SAN
FRANCISCO (Reuters) - The agenda at a secretive conference on
protecting critical infrastructure from computer attack was curtailed at
the last minute last week, underscoring the legal challenges of sharing
such information, much less getting companies to respond to it.
Two talks about a nuclear power plant's potential vulnerabilities to
cyber-attack were canceled after an equipment supplier threatened to
sue, organizers said, even though plant officials had approved the
presentations. The vendor complained that the talks would have revealed
too much information about its own gear.
Conference participants were also told that a security firm that had
uncovered the thousands of pieces of control equipment exposed to online
attacks did not tell U.S. authorities where they were installed because
it feared being sued by the equipment owners.
In addition,
attendees said they were alarmed to learn that because the government
has kept a technique it discovered for attacking electricity generation
equipment secret for five years, potential targets had not realized they
were vulnerable and therefore did not buy hardware needed to protect
themselves.
The barriers to sharing information on emerging
cyberthreats have concerned experts for years. Legislation that would
have addressed those and other cybersecurity issues stalled this year in
Congress. The White House is expected to issue an executive order to
increase oversight of cybersecurity in the private sector.

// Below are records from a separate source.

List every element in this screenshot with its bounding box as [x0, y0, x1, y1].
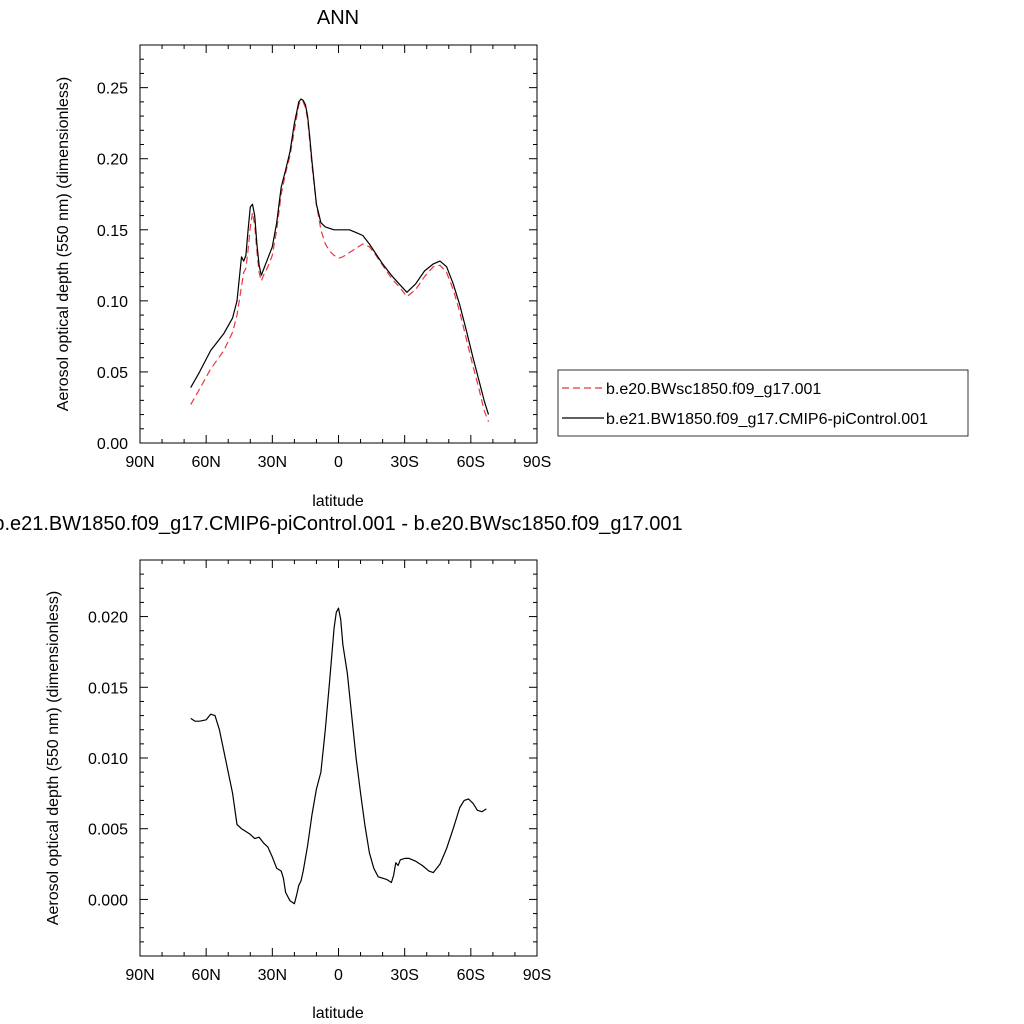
- bottom-chart-frame: [139, 559, 538, 957]
- bottom-chart-series: [190, 607, 487, 905]
- y-tick-label: 0.10: [97, 294, 128, 311]
- y-tick-label: 0.15: [97, 223, 128, 240]
- bottom-chart: b.e21.BW1850.f09_g17.CMIP6-piControl.001…: [0, 513, 683, 1022]
- bottom-chart-title: b.e21.BW1850.f09_g17.CMIP6-piControl.001…: [0, 513, 683, 535]
- x-tick-label: 0: [334, 454, 343, 471]
- legend-label-test: b.e21.BW1850.f09_g17.CMIP6-piControl.001: [606, 411, 928, 428]
- bottom-chart-ticks: 90N 60N 30N 0 30S 60S 90S 0.000 0.005 0.010 0.015 0…: [88, 559, 551, 984]
- y-tick-label: 0.010: [88, 751, 128, 768]
- x-tick-label: 0: [334, 967, 343, 984]
- top-chart: ANN 90N 60N 30N 0 30S 60S 90S 0.00 0.05 0.10 0.15 0…: [55, 7, 551, 510]
- top-chart-ylabel: Aerosol optical depth (550 nm) (dimensio…: [55, 77, 72, 411]
- x-tick-label: 30N: [258, 454, 287, 471]
- x-tick-label: 60N: [191, 967, 220, 984]
- y-tick-label: 0.25: [97, 81, 128, 98]
- x-tick-label: 90S: [523, 967, 551, 984]
- top-chart-title: ANN: [317, 7, 359, 29]
- series-line-0: [190, 99, 490, 422]
- y-tick-label: 0.000: [88, 892, 128, 909]
- y-tick-label: 0.015: [88, 680, 128, 697]
- y-tick-label: 0.05: [97, 365, 128, 382]
- top-chart-xlabel: latitude: [312, 493, 364, 510]
- x-tick-label: 30N: [258, 967, 287, 984]
- y-tick-label: 0.00: [97, 436, 128, 453]
- x-tick-label: 90N: [125, 454, 154, 471]
- x-tick-label: 90N: [125, 967, 154, 984]
- top-chart-series: [190, 98, 490, 422]
- legend: b.e20.BWsc1850.f09_g17.001 b.e21.BW1850.…: [557, 369, 969, 437]
- y-tick-label: 0.20: [97, 152, 128, 169]
- legend-label-ctrl: b.e20.BWsc1850.f09_g17.001: [606, 381, 821, 398]
- y-tick-label: 0.020: [88, 610, 128, 627]
- x-tick-label: 60S: [457, 454, 485, 471]
- x-tick-label: 60S: [457, 967, 485, 984]
- x-tick-label: 90S: [523, 454, 551, 471]
- series-line-1: [190, 98, 490, 415]
- bottom-chart-ylabel: Aerosol optical depth (550 nm) (dimensio…: [45, 591, 62, 925]
- top-chart-ticks: 90N 60N 30N 0 30S 60S 90S 0.00 0.05 0.10 0.15 0.20 0…: [97, 44, 551, 471]
- legend-box: [557, 369, 969, 437]
- series-line-0: [190, 607, 487, 905]
- x-tick-label: 30S: [390, 967, 418, 984]
- x-tick-label: 30S: [390, 454, 418, 471]
- bottom-chart-xlabel: latitude: [312, 1005, 364, 1022]
- x-tick-label: 60N: [191, 454, 220, 471]
- y-tick-label: 0.005: [88, 822, 128, 839]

Speaking in support of those initiatives, U.S. Defense Secretary Leon
Panetta this month warned that enemy countries or terrorists could use
cyber attacks to "contaminate the water supply in major cities or shut
down the power grid across large parts of the country."
But
though officials say protecting privately owned critical infrastructure
from hacking attacks is a top priority, the closed-door conference held
at Old Dominion University in Suffolk, Virginia, shows how much work
still needs to be done, computer security experts say.
"Information sharing and information disclosure is still problematic,"
said conference organizer Joe Weiss, a security expert who has testified
before Congress on the threats to the specialized computers known as
control systems.
Control systems direct the actions of all manner
of manufacturing equipment, and typically use their own specialized
software. Security researchers, prompted by the success of the Stuxnet
virus in disabling some centrifuges in Iran's nuclear program, have been
racing to establish what types of control systems could be compromised
from afar.
The results so far have not been encouraging. Much of
the control equipment was designed without security or even Internet
connectivity in mind. The equipment itself can last for decades, and
some of the software can't be updated automatically with fixes, as is
typical with most commercial software.
Regulators have limited authority to tell energy producers and distributors to fix known flaws in their equipment.
Congressional Republicans argue that the government shouldn't set even
nonbinding security standards. But all agreed that easing the spread of
information was a critical step--and that the government should provide
some relief from antitrust or privacy lawsuits if needed to get industry
participants talking to one another.
Kevin McDonald, executive
vice president at security service provider Alvaka Networks in Irvine,
Calif., said that the government was making things harder by classifying
too many things as secret and failing to issue regulations that the
utilities would be obliged to follow.